En revanche, 85% des patients narcoleptiques ont un même allèle HLA, HLA DQB1*0602 comparé à 12-38% de la population générale (Mignot, 1998). Du fait du rôle des produits du gène HLA dans la régulation immunitaire, du fait que la plupart des maladie liées à l'HLA sont de nature auto-immunes et du fait que des facteurs environnementaux semblent impliqués, il a été spéculé que la narcolepsie pourrait être une maladie auto-immune. Très récemment, il a été montré que l'hypocrétin-1 est indétectable dans le liquide céphalo-rachidien de 7 narcoleptiques sur 9 testés.
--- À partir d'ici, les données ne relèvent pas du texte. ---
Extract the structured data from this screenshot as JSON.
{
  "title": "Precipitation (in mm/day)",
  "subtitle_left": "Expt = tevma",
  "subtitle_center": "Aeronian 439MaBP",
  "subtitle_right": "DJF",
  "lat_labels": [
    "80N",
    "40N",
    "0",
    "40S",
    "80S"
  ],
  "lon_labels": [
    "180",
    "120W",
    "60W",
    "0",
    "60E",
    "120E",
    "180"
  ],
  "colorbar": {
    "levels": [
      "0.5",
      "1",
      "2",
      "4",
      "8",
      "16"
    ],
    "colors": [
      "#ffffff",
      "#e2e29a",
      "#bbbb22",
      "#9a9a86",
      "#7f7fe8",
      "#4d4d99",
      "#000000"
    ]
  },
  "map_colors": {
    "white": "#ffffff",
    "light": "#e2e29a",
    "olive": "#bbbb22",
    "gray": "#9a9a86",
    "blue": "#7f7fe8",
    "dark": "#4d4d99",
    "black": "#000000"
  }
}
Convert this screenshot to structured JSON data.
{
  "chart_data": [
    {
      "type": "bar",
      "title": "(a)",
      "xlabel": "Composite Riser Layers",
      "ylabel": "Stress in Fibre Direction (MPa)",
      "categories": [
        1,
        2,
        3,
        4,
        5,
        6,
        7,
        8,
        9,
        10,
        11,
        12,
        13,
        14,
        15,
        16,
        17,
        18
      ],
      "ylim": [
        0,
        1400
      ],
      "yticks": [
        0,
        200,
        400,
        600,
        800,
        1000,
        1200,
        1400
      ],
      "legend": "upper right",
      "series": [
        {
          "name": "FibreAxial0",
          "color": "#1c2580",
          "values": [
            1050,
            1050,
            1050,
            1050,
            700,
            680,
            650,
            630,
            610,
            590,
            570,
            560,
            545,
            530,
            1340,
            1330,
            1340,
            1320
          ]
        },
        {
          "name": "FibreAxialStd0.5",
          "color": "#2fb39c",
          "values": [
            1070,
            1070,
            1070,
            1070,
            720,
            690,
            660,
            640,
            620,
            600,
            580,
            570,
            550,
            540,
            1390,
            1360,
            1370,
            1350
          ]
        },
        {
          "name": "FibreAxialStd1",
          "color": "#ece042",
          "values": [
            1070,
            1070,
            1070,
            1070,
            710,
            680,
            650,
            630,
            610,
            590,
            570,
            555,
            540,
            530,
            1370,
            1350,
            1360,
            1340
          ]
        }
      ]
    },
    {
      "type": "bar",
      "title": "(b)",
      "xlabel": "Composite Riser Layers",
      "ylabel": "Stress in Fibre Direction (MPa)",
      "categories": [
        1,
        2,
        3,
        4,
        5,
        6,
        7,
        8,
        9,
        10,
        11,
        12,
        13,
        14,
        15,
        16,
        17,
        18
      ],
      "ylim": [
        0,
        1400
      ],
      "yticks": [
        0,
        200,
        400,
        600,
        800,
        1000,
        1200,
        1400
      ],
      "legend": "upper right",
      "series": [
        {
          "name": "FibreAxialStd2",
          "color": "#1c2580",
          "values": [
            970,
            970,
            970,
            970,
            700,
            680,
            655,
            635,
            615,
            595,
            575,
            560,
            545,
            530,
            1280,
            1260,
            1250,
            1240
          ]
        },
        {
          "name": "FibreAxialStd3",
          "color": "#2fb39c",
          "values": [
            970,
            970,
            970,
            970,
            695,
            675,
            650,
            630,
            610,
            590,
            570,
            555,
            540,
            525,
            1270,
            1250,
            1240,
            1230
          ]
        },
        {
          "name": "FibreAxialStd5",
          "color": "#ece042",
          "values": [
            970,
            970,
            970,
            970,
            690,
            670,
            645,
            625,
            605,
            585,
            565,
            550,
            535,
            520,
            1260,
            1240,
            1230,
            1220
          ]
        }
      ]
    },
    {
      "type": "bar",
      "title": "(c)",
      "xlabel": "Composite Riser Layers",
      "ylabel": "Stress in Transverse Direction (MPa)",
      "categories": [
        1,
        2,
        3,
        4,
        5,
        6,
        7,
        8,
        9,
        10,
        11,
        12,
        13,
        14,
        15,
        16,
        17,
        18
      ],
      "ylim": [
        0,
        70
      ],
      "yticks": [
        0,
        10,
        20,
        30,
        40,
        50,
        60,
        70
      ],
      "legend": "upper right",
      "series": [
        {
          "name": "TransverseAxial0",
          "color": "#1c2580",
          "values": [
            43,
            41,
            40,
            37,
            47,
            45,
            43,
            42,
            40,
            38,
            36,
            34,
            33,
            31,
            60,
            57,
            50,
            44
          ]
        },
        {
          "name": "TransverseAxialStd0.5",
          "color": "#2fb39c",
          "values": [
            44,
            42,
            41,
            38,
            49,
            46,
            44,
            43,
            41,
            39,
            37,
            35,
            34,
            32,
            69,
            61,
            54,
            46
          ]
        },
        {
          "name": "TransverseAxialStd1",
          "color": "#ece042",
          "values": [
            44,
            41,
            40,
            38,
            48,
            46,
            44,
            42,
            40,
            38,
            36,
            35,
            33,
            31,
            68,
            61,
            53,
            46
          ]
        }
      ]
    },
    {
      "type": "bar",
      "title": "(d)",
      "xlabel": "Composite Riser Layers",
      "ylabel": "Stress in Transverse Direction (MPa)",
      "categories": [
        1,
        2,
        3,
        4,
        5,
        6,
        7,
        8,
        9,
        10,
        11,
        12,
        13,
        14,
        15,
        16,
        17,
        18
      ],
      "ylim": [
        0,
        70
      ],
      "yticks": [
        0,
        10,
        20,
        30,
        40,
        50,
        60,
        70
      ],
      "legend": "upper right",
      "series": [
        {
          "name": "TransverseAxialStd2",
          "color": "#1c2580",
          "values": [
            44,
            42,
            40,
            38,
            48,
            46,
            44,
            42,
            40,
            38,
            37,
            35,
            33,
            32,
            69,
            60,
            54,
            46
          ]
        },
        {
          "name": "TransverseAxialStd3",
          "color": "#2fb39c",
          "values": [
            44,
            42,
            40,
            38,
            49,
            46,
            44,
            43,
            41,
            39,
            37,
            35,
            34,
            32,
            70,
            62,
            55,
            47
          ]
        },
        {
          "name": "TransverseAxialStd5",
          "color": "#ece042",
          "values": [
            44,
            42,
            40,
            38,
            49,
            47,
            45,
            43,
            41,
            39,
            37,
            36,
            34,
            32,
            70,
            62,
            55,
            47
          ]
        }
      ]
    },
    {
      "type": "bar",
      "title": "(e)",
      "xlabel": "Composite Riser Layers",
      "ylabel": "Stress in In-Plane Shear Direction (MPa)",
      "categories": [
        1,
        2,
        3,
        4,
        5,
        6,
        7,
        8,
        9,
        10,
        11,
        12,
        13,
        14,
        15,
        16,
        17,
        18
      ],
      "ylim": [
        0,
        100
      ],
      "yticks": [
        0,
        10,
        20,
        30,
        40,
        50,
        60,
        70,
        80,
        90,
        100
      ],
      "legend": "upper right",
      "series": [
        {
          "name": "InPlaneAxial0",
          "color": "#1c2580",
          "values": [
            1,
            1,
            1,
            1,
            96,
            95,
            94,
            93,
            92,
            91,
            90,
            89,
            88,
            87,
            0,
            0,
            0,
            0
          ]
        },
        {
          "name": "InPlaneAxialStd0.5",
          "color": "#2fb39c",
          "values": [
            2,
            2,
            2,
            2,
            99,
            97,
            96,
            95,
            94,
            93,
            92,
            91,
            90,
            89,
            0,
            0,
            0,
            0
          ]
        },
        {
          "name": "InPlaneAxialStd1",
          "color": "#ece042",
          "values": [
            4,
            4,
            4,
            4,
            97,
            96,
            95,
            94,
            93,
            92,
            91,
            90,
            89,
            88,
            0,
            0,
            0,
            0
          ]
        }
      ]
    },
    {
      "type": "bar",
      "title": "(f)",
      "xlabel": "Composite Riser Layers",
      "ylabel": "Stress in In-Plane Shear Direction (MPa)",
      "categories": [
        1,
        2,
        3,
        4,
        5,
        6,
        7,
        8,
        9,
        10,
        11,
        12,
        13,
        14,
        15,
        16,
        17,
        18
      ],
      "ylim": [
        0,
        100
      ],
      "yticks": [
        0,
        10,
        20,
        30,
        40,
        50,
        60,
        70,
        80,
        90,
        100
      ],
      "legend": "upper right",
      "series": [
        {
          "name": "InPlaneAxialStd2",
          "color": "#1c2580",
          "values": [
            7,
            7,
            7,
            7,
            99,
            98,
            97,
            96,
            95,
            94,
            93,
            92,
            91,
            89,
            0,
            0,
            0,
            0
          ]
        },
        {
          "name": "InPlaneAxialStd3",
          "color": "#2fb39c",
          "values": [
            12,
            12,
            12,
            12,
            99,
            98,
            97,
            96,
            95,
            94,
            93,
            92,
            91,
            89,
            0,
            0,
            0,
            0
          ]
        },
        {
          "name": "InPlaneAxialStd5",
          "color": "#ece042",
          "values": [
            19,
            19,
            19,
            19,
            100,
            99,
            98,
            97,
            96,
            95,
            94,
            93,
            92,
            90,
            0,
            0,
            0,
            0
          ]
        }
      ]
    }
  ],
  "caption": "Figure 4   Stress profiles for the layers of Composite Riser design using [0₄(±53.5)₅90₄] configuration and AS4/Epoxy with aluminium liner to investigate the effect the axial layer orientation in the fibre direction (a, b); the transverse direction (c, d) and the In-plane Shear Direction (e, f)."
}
Ces résultats suggèrent que les neurones à hypocrétin sont chez le narcoleptique soit détruits soit dans l'incapacité de produire de l'hypocrétin. L'hypothèse actuelle en cours de test par plusieurs laboratoire est que chez les narcoleptiques les neurones à orexine auraient été détruits par une attaque autoimmune. En théorie, le traitement des narcoleptiques par des agonistes des orexins devrait permettre de traiter la maladie, les récepteurs étant à priori intacts chez la grande majorité des patients. La compétition est aujourd'hui sans doute rude au niveau des laboratoires pharmaceutiques pour sortir le premier ce type d'agoniste sur le marché.

Pierre Hervé Luppi

  • R. M. Chemelli et al., Cell 98., p. 437 (1999).
  • W. C. Dement, in Principles and Practices of Sleep Medicine, M. H. Kryger, T. Roth, W. C. Dement, Eds. (Saunders, Philadelphia, PA, 1994), pp. 3-15
  • J. J. Hagan et al. Proceedings of the National Academy of Sciences of the United States of America 96,19 (1999)
  • T. L Horvath et al. J. Comp. Neurol. 415,2 (1999)
  • L. De Lecea et al., Proc. Natl. Acad. Sci. U.S.A. 95, 322 (1998)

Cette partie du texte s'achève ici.